Rapid Communications in Mass Spectrometry
ISSN: 0951-4198
EISSN: 1097-0231

Volume

Issue

Page Numbers

3481-3488

Language

English

PMID

18853396

DOI

10.1002/rcm.3754

Web of Science Id

WOS:000261197600003

Abstract

Ion-exchange chromatography with ninhydrin detection remains the gold standard for detecting inborn errors of amino acid catabolism and transport. Disadvantages of such analysis include long chromatography times and interference from other ninhydrin-positive compounds.
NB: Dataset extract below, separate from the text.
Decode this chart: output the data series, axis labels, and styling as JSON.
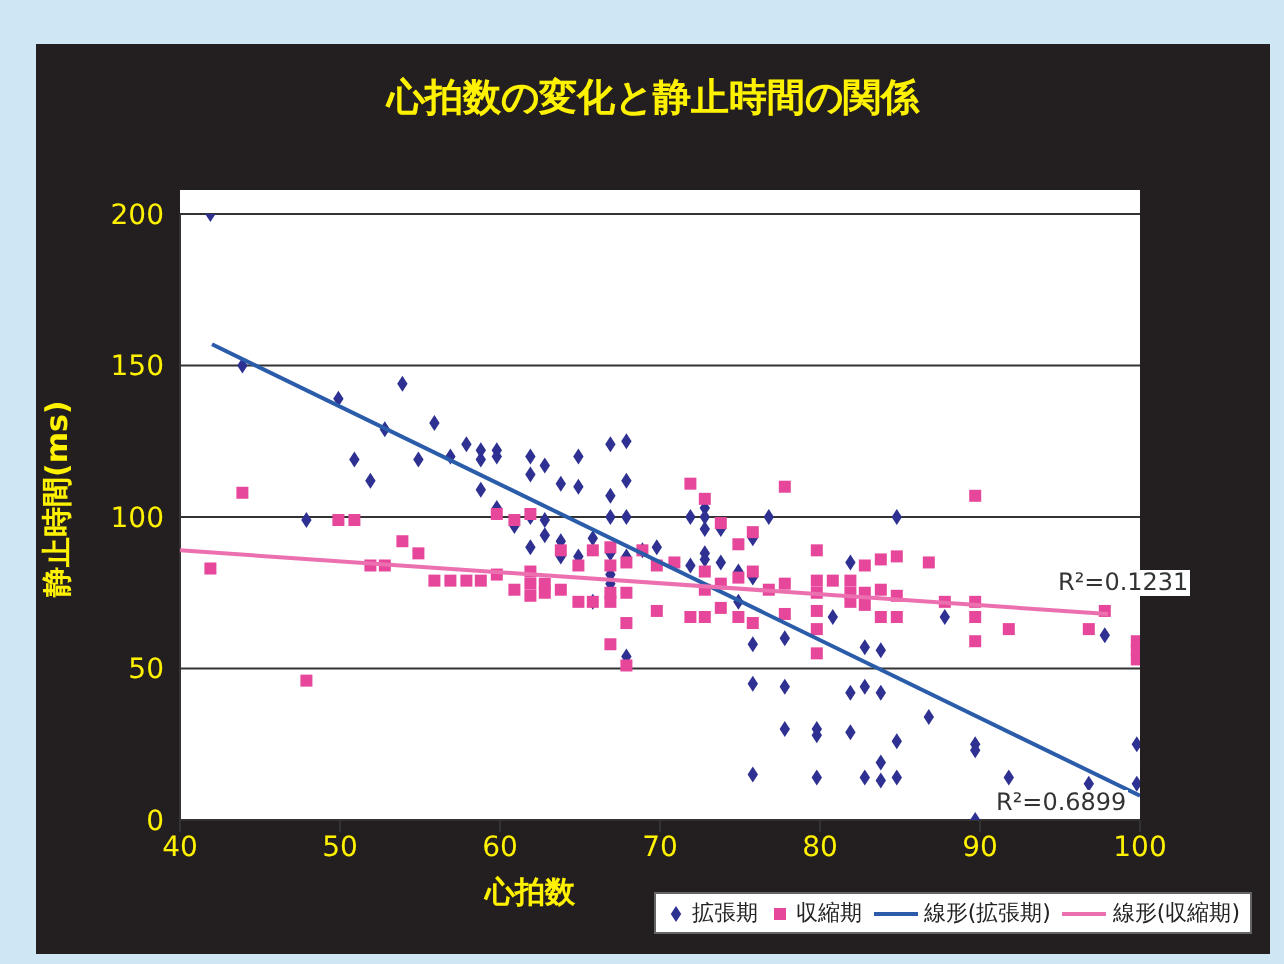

The aim of this project was to develop a more rapid and specific technique using liquid chromatography/tandem mass spectrometry (LC/MS/MS). Optimal fragmentation patterns for 32 amino acids were determined on a triple quadrupole mass spectrometer following butylation. Chromatographic characteristics of each of the amino acids were determined using C8 reversed-phase chromatography with 20% acetonitrile/0.1% formic acid as isocratic mobile phase. Quantitation using eleven deuterated internal standards was compared to cation exchange and ninhydrin detection on a Beckman 7300 system. Following methanol extraction and butylation, determination of 32 amino acids required 20 min. The dynamic range of each amino acid was generally 1-1000 micromol/L. Imprecision ranged from 7 to 23% (CV) over 6 months and recovery ranged from 88-125%. Deming regression with the Beckman 7300 yielded slopes from 0.4-1.2, intercepts from -21 to 65 micromol/L, correlation coefficients from 0.84-0.99 and Syx from 2-125 micromol/L. Isobaric amino acids were separated by chromatography (e.g. leucine, isoleucine) or by unique fragmentation (e.g., alanine, beta-alanine). LC/MS/MS is comparable to traditional LC-ninhydrin detection. Mass spectral detection shortens analysis times and reduces potential for interference in detecting inborn metabolic errors.